Mutter arbeitet außer Haus. Beim Frühstück kann ich sie durch das Küchenfenster im Stall werken sehen. Mit einem Weidenkorb auf dem Rücken eilt sie auf die Tenne und wieder zurück in den Stall, sie beugt sich breitbeinig über die Futterkübel, aus denen es dampft, und mischt mit der Hand büschelweise geschnittenes und gesiebtes Heu in den Schweinetrank. Kommt sie mit einem Werkzeug in der Hand am Haus vorbei, tritt sie gewöhnlich ans Küchenfenster, um nach mir zu sehen. Sie klopft an die Fensterscheibe und ruft, wo ist meine kokica , was Hühnchen bedeutet. Manchmal blinzelt sie nur mit den Augen und geht schweigend davon.
    Sie trägt hellere Schürzen als Großmutter und liebt es, während der Arbeit zu singen.

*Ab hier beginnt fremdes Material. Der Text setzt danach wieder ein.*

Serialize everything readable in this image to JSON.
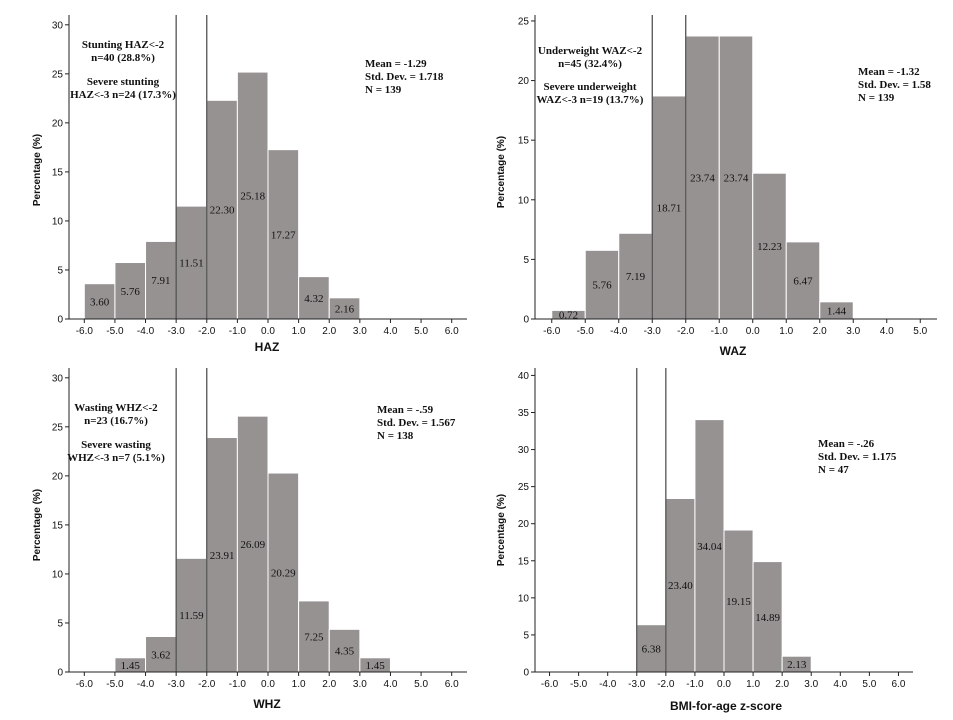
{
  "colors": {
    "bar_fill": "#969292",
    "bar_stroke": "#ffffff",
    "axis": "#222222",
    "cutoff": "#444444"
  },
  "chart_data": [
    {
      "type": "bar",
      "title": "",
      "xlabel": "HAZ",
      "ylabel": "Percentage (%)",
      "xlim": [
        -6.5,
        6.5
      ],
      "ylim": [
        0,
        31
      ],
      "yticks": [
        0,
        5,
        10,
        15,
        20,
        25,
        30
      ],
      "xticks": [
        "-6.0",
        "-5.0",
        "-4.0",
        "-3.0",
        "-2.0",
        "-1.0",
        "0.0",
        "1.0",
        "2.0",
        "3.0",
        "4.0",
        "5.0",
        "6.0"
      ],
      "bins": [
        [
          -6,
          -5
        ],
        [
          -5,
          -4
        ],
        [
          -4,
          -3
        ],
        [
          -3,
          -2
        ],
        [
          -2,
          -1
        ],
        [
          -1,
          0
        ],
        [
          0,
          1
        ],
        [
          1,
          2
        ],
        [
          2,
          3
        ]
      ],
      "values": [
        3.6,
        5.76,
        7.91,
        11.51,
        22.3,
        25.18,
        17.27,
        4.32,
        2.16
      ],
      "data_labels": [
        "3.60",
        "5.76",
        "7.91",
        "11.51",
        "22.30",
        "25.18",
        "17.27",
        "4.32",
        "2.16"
      ],
      "cutoffs": [
        -3,
        -2
      ],
      "stats": [
        "Mean = -1.29",
        "Std. Dev. = 1.718",
        "N = 139"
      ],
      "annotations": [
        "Stunting HAZ<-2",
        "n=40 (28.8%)",
        "Severe stunting",
        "HAZ<-3 n=24 (17.3%)"
      ]
    },
    {
      "type": "bar",
      "title": "",
      "xlabel": "WAZ",
      "ylabel": "Percentage (%)",
      "xlim": [
        -6.5,
        5.5
      ],
      "ylim": [
        0,
        25.5
      ],
      "yticks": [
        0,
        5,
        10,
        15,
        20,
        25
      ],
      "xticks": [
        "-6.0",
        "-5.0",
        "-4.0",
        "-3.0",
        "-2.0",
        "-1.0",
        "0.0",
        "1.0",
        "2.0",
        "3.0",
        "4.0",
        "5.0"
      ],
      "bins": [
        [
          -6,
          -5
        ],
        [
          -5,
          -4
        ],
        [
          -4,
          -3
        ],
        [
          -3,
          -2
        ],
        [
          -2,
          -1
        ],
        [
          -1,
          0
        ],
        [
          0,
          1
        ],
        [
          1,
          2
        ],
        [
          2,
          3
        ]
      ],
      "values": [
        0.72,
        5.76,
        7.19,
        18.71,
        23.74,
        23.74,
        12.23,
        6.47,
        1.44
      ],
      "data_labels": [
        "0.72",
        "5.76",
        "7.19",
        "18.71",
        "23.74",
        "23.74",
        "12.23",
        "6.47",
        "1.44"
      ],
      "cutoffs": [
        -3,
        -2
      ],
      "stats": [
        "Mean = -1.32",
        "Std. Dev. = 1.58",
        "N = 139"
      ],
      "annotations": [
        "Underweight WAZ<-2",
        "n=45 (32.4%)",
        "Severe underweight",
        "WAZ<-3 n=19 (13.7%)"
      ]
    },
    {
      "type": "bar",
      "title": "",
      "xlabel": "WHZ",
      "ylabel": "Percentage (%)",
      "xlim": [
        -6.5,
        6.5
      ],
      "ylim": [
        0,
        31
      ],
      "yticks": [
        0,
        5,
        10,
        15,
        20,
        25,
        30
      ],
      "xticks": [
        "-6.0",
        "-5.0",
        "-4.0",
        "-3.0",
        "-2.0",
        "-1.0",
        "0.0",
        "1.0",
        "2.0",
        "3.0",
        "4.0",
        "5.0",
        "6.0"
      ],
      "bins": [
        [
          -5,
          -4
        ],
        [
          -4,
          -3
        ],
        [
          -3,
          -2
        ],
        [
          -2,
          -1
        ],
        [
          -1,
          0
        ],
        [
          0,
          1
        ],
        [
          1,
          2
        ],
        [
          2,
          3
        ],
        [
          3,
          4
        ]
      ],
      "values": [
        1.45,
        3.62,
        11.59,
        23.91,
        26.09,
        20.29,
        7.25,
        4.35,
        1.45
      ],
      "data_labels": [
        "1.45",
        "3.62",
        "11.59",
        "23.91",
        "26.09",
        "20.29",
        "7.25",
        "4.35",
        "1.45"
      ],
      "cutoffs": [
        -3,
        -2
      ],
      "stats": [
        "Mean = -.59",
        "Std. Dev. = 1.567",
        "N = 138"
      ],
      "annotations": [
        "Wasting WHZ<-2",
        "n=23 (16.7%)",
        "Severe wasting",
        "WHZ<-3 n=7 (5.1%)"
      ]
    },
    {
      "type": "bar",
      "title": "",
      "xlabel": "BMI-for-age z-score",
      "ylabel": "Percentage (%)",
      "xlim": [
        -6.5,
        6.5
      ],
      "ylim": [
        0,
        41
      ],
      "yticks": [
        0,
        5,
        10,
        15,
        20,
        25,
        30,
        35,
        40
      ],
      "xticks": [
        "-6.0",
        "-5.0",
        "-4.0",
        "-3.0",
        "-2.0",
        "-1.0",
        "0.0",
        "1.0",
        "2.0",
        "3.0",
        "4.0",
        "5.0",
        "6.0"
      ],
      "bins": [
        [
          -3,
          -2
        ],
        [
          -2,
          -1
        ],
        [
          -1,
          0
        ],
        [
          0,
          1
        ],
        [
          1,
          2
        ],
        [
          2,
          3
        ]
      ],
      "values": [
        6.38,
        23.4,
        34.04,
        19.15,
        14.89,
        2.13
      ],
      "data_labels": [
        "6.38",
        "23.40",
        "34.04",
        "19.15",
        "14.89",
        "2.13"
      ],
      "cutoffs": [
        -3,
        -2
      ],
      "stats": [
        "Mean = -.26",
        "Std. Dev. = 1.175",
        "N = 47"
      ],
      "annotations": []
    }
  ]
}
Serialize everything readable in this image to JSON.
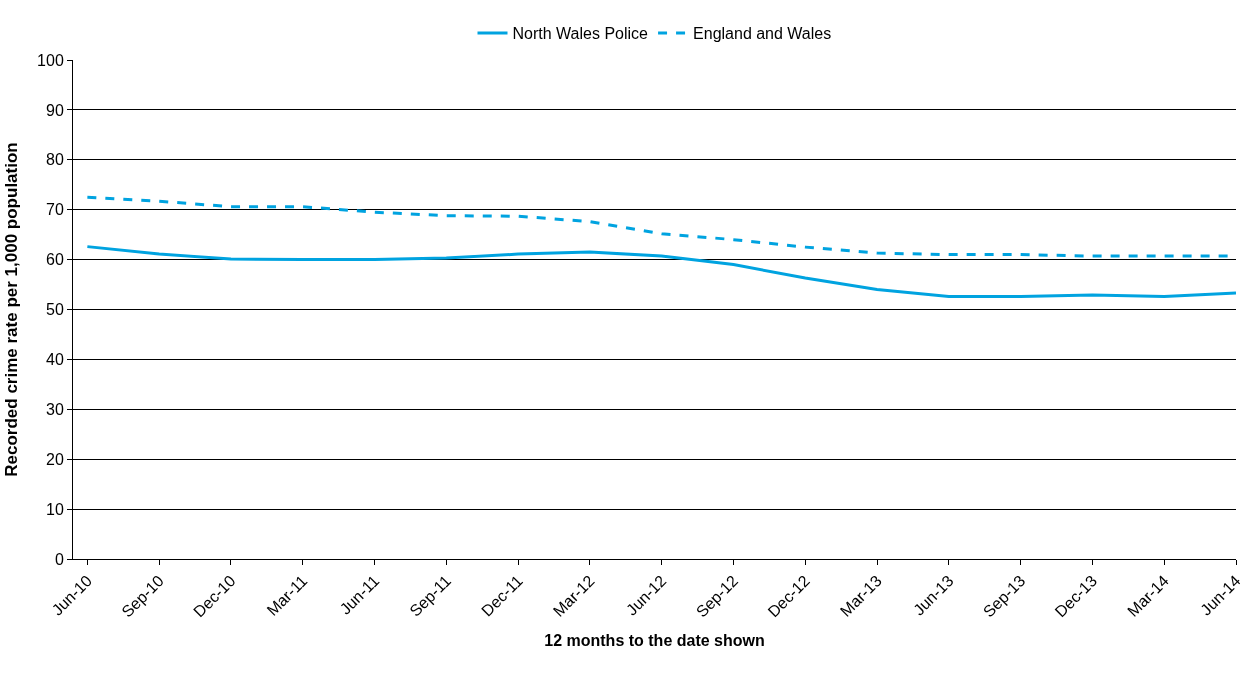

    Je nachdem, aus welcher Richtung ihr Singen zu hören ist, kann ich schließen, wo sie sich gerade aufhält. Ist sie in heiterer Stimmung, lockt sie mich mit Koserufen, mit denen sie auch die Tiere bedenkt, ins Freie, um mir eine Arbeit aufzutragen oder mich an sich zu drücken. Ihre Zärtlichkeiten sind ungestüm. Sie greift nach mir, wie Großmutter nach den Hühnern greift, und zieht mich an sich, sie kitzelt und beißt mich, wenn ich versuche, ihr zu entkommen. Ist sie einmal niedergeschlagen, lässt sie mich nicht an sich heran. Ihr Kummer übt auf mich eine große Anziehung aus. Ich wünsche mir in solchen Momenten, auf ihr herumkriechen zu können, wie eine Katze auf einem Baum herumkriecht, und ihr von oben, vom Scheitel herab in die Augen zu blicken, ihre Wangen zu lecken, ein wenig um ihre Nase zu streichen oder mich in ihren Rücken festzukrallen, falls sie versuchen sollte, mich abzuschütteln. Mutter hat allerdings kein Verständnis für meine Wünsche. Kaum berühre ich ihre Hüfte, drängt sie mich ab wie ein unwilliges Muttertier ihre Jungen und fragt, wann ich vorhätte, die Arbeit, die sie mir aufgetragen hat, auszuführen. Ich sage, gleich, hoffend, dass Großmutter alles mitgehört hat, um meine Pflichten zu übernehmen, was sie übrigens gerne tut, um Mutter zu ärgern.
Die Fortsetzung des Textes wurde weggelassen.